I’d go one further than “odd” and call that a bug that will annoy for possibly weeks until it’s finally noticed that half the measurements are not recorded.

        measurement = get_measurement()
        if measurement == 0:
            stay()
        elif measurement > 0:
            go()

I just had a look at the documentation for this thing. It’s a full networking library.
http://www.eclipse.org/paho/clients/python/docs/
There is no way random syntax/logic questions here are going to help teach OP how to do networking in Python.

For starters, there isn’t a defined a callback, but there are multiple subscriptions to messages.

I’d recommend learning how to use this library properly outside of BGE first, then we can help you with how to add your networking code to BGE without freezing up the interface and crashing the program.

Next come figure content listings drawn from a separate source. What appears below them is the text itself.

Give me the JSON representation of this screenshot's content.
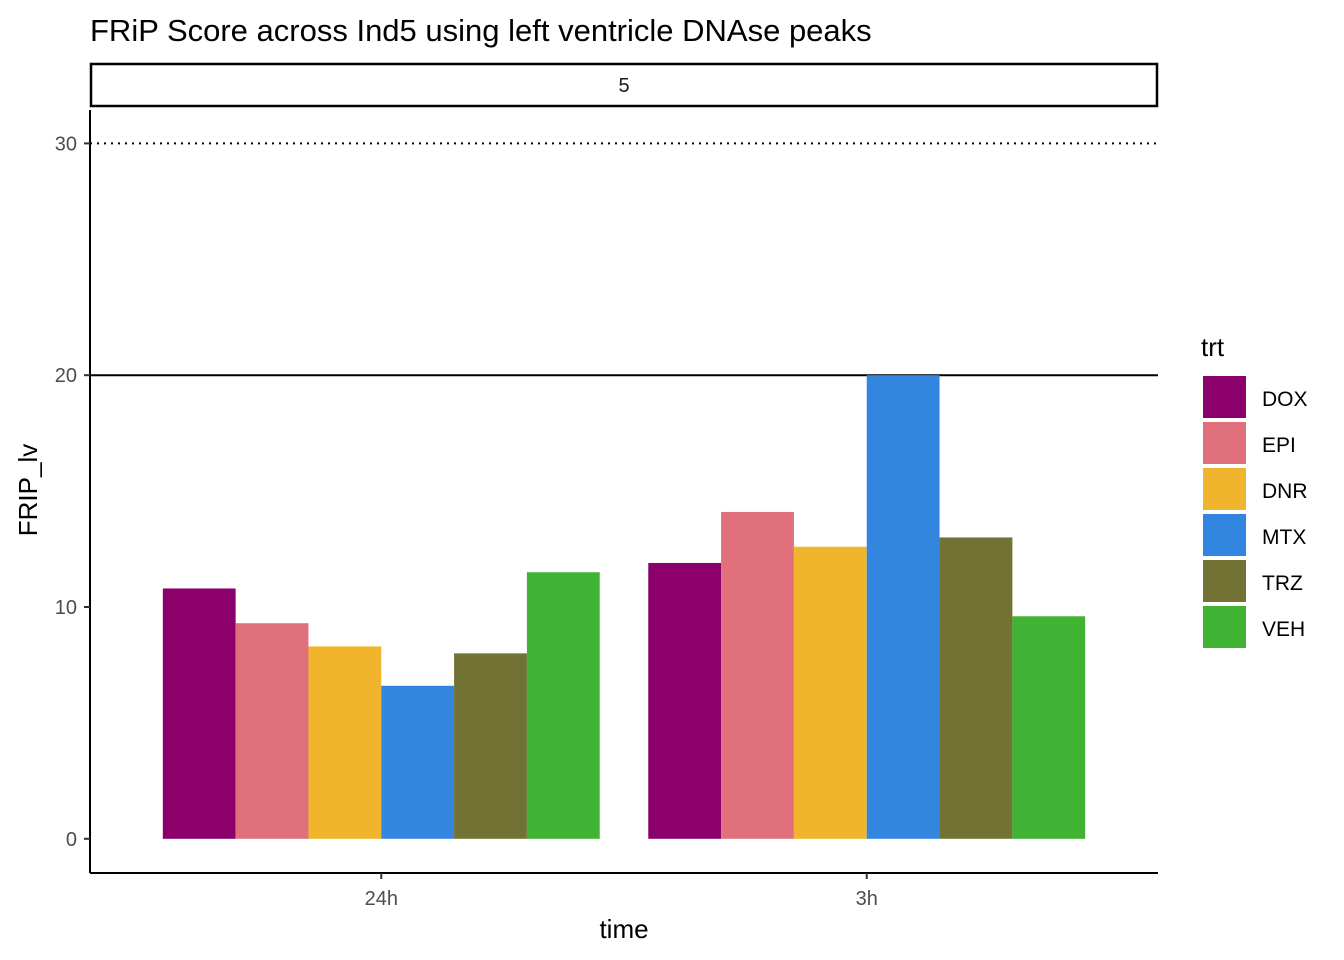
{
  "chart_data": {
    "type": "bar",
    "title": "FRiP Score  across Ind5 using left ventricle DNAse peaks",
    "facet_label": "5",
    "xlabel": "time",
    "ylabel": "FRIP_lv",
    "categories": [
      "24h",
      "3h"
    ],
    "ylim": [
      -1.4,
      31.5
    ],
    "y_ticks": [
      0,
      10,
      20,
      30
    ],
    "reference_lines": [
      {
        "value": 20,
        "style": "solid"
      },
      {
        "value": 30,
        "style": "dotted"
      }
    ],
    "grid": false,
    "legend_position": "right",
    "legend_title": "trt",
    "series": [
      {
        "name": "DOX",
        "color": "#8B006B",
        "values": [
          10.8,
          11.9
        ]
      },
      {
        "name": "EPI",
        "color": "#E0707C",
        "values": [
          9.3,
          14.1
        ]
      },
      {
        "name": "DNR",
        "color": "#F0B52C",
        "values": [
          8.3,
          12.6
        ]
      },
      {
        "name": "MTX",
        "color": "#3386E0",
        "values": [
          6.6,
          20.0
        ]
      },
      {
        "name": "TRZ",
        "color": "#717233",
        "values": [
          8.0,
          13.0
        ]
      },
      {
        "name": "VEH",
        "color": "#41B334",
        "values": [
          11.5,
          9.6
        ]
      }
    ]
  }
}
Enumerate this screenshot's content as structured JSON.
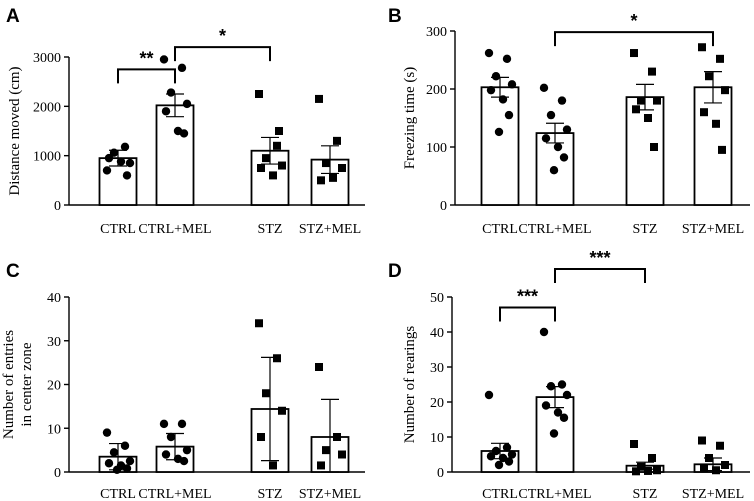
{
  "chart_data": [
    {
      "panel": "A",
      "type": "bar",
      "ylabel": "Distance moved (cm)",
      "ylim": [
        0,
        3000
      ],
      "yticks": [
        0,
        1000,
        2000,
        3000
      ],
      "categories": [
        "CTRL",
        "CTRL+MEL",
        "STZ",
        "STZ+MEL"
      ],
      "values": [
        950,
        2020,
        1100,
        920
      ],
      "errors": [
        160,
        230,
        270,
        280
      ],
      "marker": [
        "circle",
        "circle",
        "square",
        "square"
      ],
      "points": [
        [
          700,
          1180,
          1060,
          850,
          950,
          880,
          600
        ],
        [
          2950,
          2780,
          2280,
          2050,
          1900,
          1500,
          1450
        ],
        [
          2250,
          1200,
          950,
          800,
          750,
          600,
          1500
        ],
        [
          2150,
          1300,
          850,
          750,
          500,
          550
        ]
      ],
      "significance": [
        {
          "from": 0,
          "to": 1,
          "label": "**",
          "level": 2750
        },
        {
          "from": 1,
          "to": 2,
          "label": "*",
          "level": 3200
        }
      ]
    },
    {
      "panel": "B",
      "type": "bar",
      "ylabel": "Freezing time (s)",
      "ylim": [
        0,
        300
      ],
      "yticks": [
        0,
        100,
        200,
        300
      ],
      "categories": [
        "CTRL",
        "CTRL+MEL",
        "STZ",
        "STZ+MEL"
      ],
      "values": [
        203,
        124,
        186,
        203
      ],
      "errors": [
        17,
        17,
        22,
        27
      ],
      "marker": [
        "circle",
        "circle",
        "square",
        "square"
      ],
      "points": [
        [
          262,
          252,
          222,
          208,
          198,
          182,
          155,
          126
        ],
        [
          202,
          180,
          155,
          130,
          115,
          100,
          82,
          60
        ],
        [
          262,
          230,
          180,
          180,
          165,
          150,
          100
        ],
        [
          272,
          252,
          222,
          198,
          160,
          140,
          95
        ]
      ],
      "significance": [
        {
          "from": 1,
          "to": 3,
          "label": "*",
          "level": 298
        }
      ]
    },
    {
      "panel": "C",
      "type": "bar",
      "ylabel": "Number of entries in center zone",
      "ylabel_lines": [
        "Number of entries",
        "in center zone"
      ],
      "ylim": [
        0,
        40
      ],
      "yticks": [
        0,
        10,
        20,
        30,
        40
      ],
      "categories": [
        "CTRL",
        "CTRL+MEL",
        "STZ",
        "STZ+MEL"
      ],
      "values": [
        3.5,
        5.8,
        14.4,
        8.0
      ],
      "errors": [
        3.0,
        3.0,
        11.8,
        8.6
      ],
      "marker": [
        "circle",
        "circle",
        "square",
        "square"
      ],
      "points": [
        [
          9,
          6,
          4.5,
          2.5,
          2,
          1.5,
          0.8,
          0.5
        ],
        [
          11,
          11,
          8,
          5,
          4,
          3,
          2.5
        ],
        [
          34,
          26,
          18,
          14,
          8,
          1.5
        ],
        [
          24,
          8,
          5,
          4,
          1.5
        ]
      ],
      "significance": []
    },
    {
      "panel": "D",
      "type": "bar",
      "ylabel": "Number of rearings",
      "ylim": [
        0,
        50
      ],
      "yticks": [
        0,
        10,
        20,
        30,
        40,
        50
      ],
      "categories": [
        "CTRL",
        "CTRL+MEL",
        "STZ",
        "STZ+MEL"
      ],
      "values": [
        6,
        21.4,
        1.8,
        2.2
      ],
      "errors": [
        2.2,
        3.0,
        1.0,
        1.8
      ],
      "marker": [
        "circle",
        "circle",
        "square",
        "square"
      ],
      "points": [
        [
          22,
          7,
          6,
          5,
          4.5,
          4,
          3,
          2
        ],
        [
          40,
          25,
          24.5,
          22,
          19,
          17,
          15.5,
          11
        ],
        [
          8,
          4,
          1.5,
          0.5,
          0.2,
          0.3
        ],
        [
          9,
          7.5,
          4,
          2,
          1,
          0.5
        ]
      ],
      "significance": [
        {
          "from": 0,
          "to": 1,
          "label": "***",
          "level": 47
        },
        {
          "from": 1,
          "to": 2,
          "label": "***",
          "level": 58
        }
      ]
    }
  ]
}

Thank you! :slight_smile: I will add it :slight_smile:

Stack trace don’t give me any error, it just don’t get any value from mqtt subscribe. But when I run it from e.g. terminal using python outside blender i have this value :slight_smile: seems to me like in blender we can not use subscribe.simple but maybe im wrong…

@WKnight02 I can not share real value of IP and PORT :slight_smile: thats why it looks like that… :slight_smile: in blender i have real value :slight_smile:

This 2 imports: stay and go this is my python files from the same projects and it should work :wink: for other things it works for me :slight_smile:

@TheDave hehe thx but im pretty sure that i can use paho.mqtt outside blender quit good :wink:

K, so I get that you edited the file before posting it here.

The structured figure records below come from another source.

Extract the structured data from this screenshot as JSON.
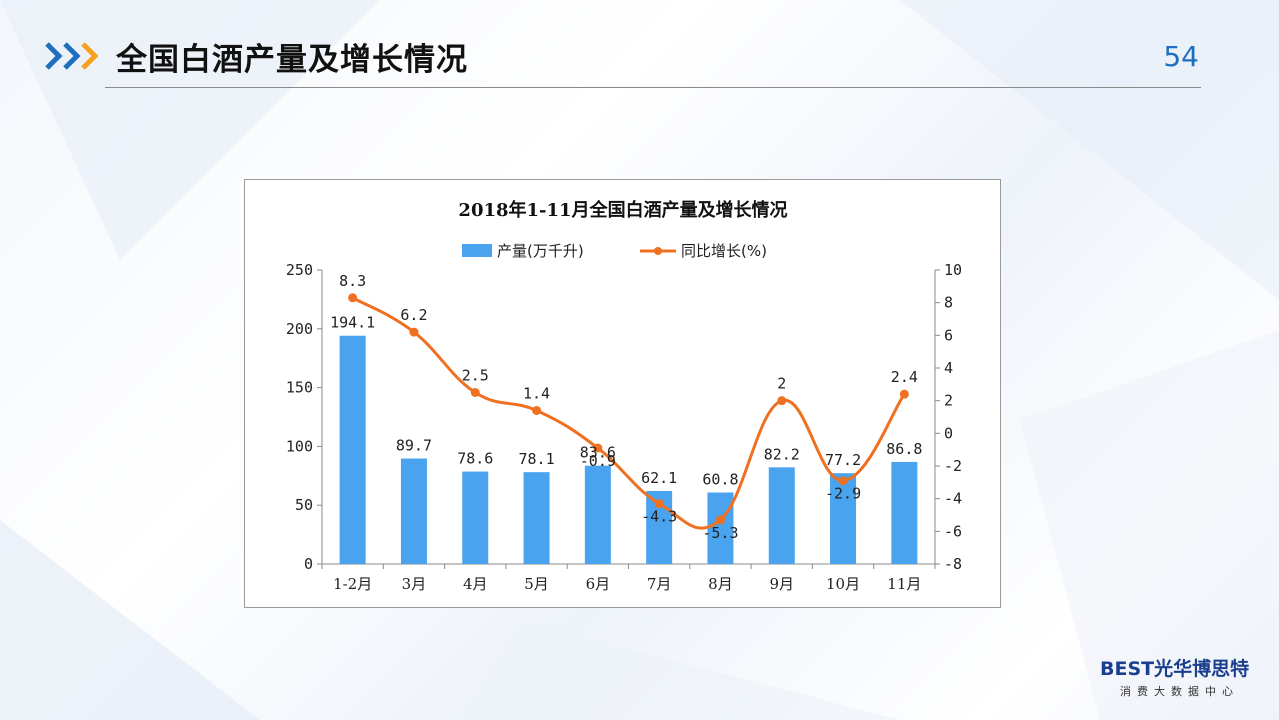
{
  "page": {
    "title": "全国白酒产量及增长情况",
    "page_number": "54"
  },
  "logo": {
    "brand": "BEST光华博思特",
    "subtitle": "消费大数据中心"
  },
  "colors": {
    "bar": "#4aa3ef",
    "line": "#f07022",
    "accent_blue": "#1f6fbf",
    "accent_orange": "#f5a020"
  },
  "chart_data": {
    "type": "bar",
    "title": "2018年1-11月全国白酒产量及增长情况",
    "categories": [
      "1-2月",
      "3月",
      "4月",
      "5月",
      "6月",
      "7月",
      "8月",
      "9月",
      "10月",
      "11月"
    ],
    "series": [
      {
        "name": "产量(万千升)",
        "type": "bar",
        "axis": "left",
        "values": [
          194.1,
          89.7,
          78.6,
          78.1,
          83.6,
          62.1,
          60.8,
          82.2,
          77.2,
          86.8
        ],
        "labels": [
          "194.1",
          "89.7",
          "78.6",
          "78.1",
          "83.6",
          "62.1",
          "60.8",
          "82.2",
          "77.2",
          "86.8"
        ]
      },
      {
        "name": "同比增长(%)",
        "type": "line",
        "axis": "right",
        "values": [
          8.3,
          6.2,
          2.5,
          1.4,
          -0.9,
          -4.3,
          -5.3,
          2,
          -2.9,
          2.4
        ],
        "labels": [
          "8.3",
          "6.2",
          "2.5",
          "1.4",
          "-0.9",
          "-4.3",
          "-5.3",
          "2",
          "-2.9",
          "2.4"
        ]
      }
    ],
    "y_left": {
      "ylim": [
        0,
        250
      ],
      "ticks": [
        "0",
        "50",
        "100",
        "150",
        "200",
        "250"
      ]
    },
    "y_right": {
      "ylim": [
        -8,
        10
      ],
      "ticks": [
        "-8",
        "-6",
        "-4",
        "-2",
        "0",
        "2",
        "4",
        "6",
        "8",
        "10"
      ]
    },
    "grid": false,
    "legend": "top-center"
  }
}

Well, if it works outside of Blender and when in Blender it doesn’t work then you should put print statement in places where you expect the code to go. Cheap debugging.

On the other hand, @Cotaks explained something that I did not see in your code.

The syntax you used:

if __name__ == '__main__':
    # meh

Works well when running scripts using a Python interpreter indeed.

But when working with BGE, you might want to do like Cotaks said and have some Python Controller Function:

def pycontroller_entrypoint(controller):
    owner = controller.owner
    # do stuff

Then in order to trigger it in Blender, you need to setup a Python Controller in module mode, and point to your function like python_module.pycontroller_entrypoint.

Understand that at this point, the function is handling the logic of the BGE controller, so to do anything, you need to correctly setup your sensors.

The function you’re calling is blocking, so you should notice significant framerate issues while running it. Is the BGE entirely locked up when you run it? If you don’t notice any frame rate issues, then could Zspeed never be equal to 0, thus never running the code? Keep in mind that 0.00000203 is not equal to 0.

There are very few practical differences between running code in BGE vs in the terminal.

^ this. So much this. Can’t count how many times this has pointed out a logic flaw that I never expected.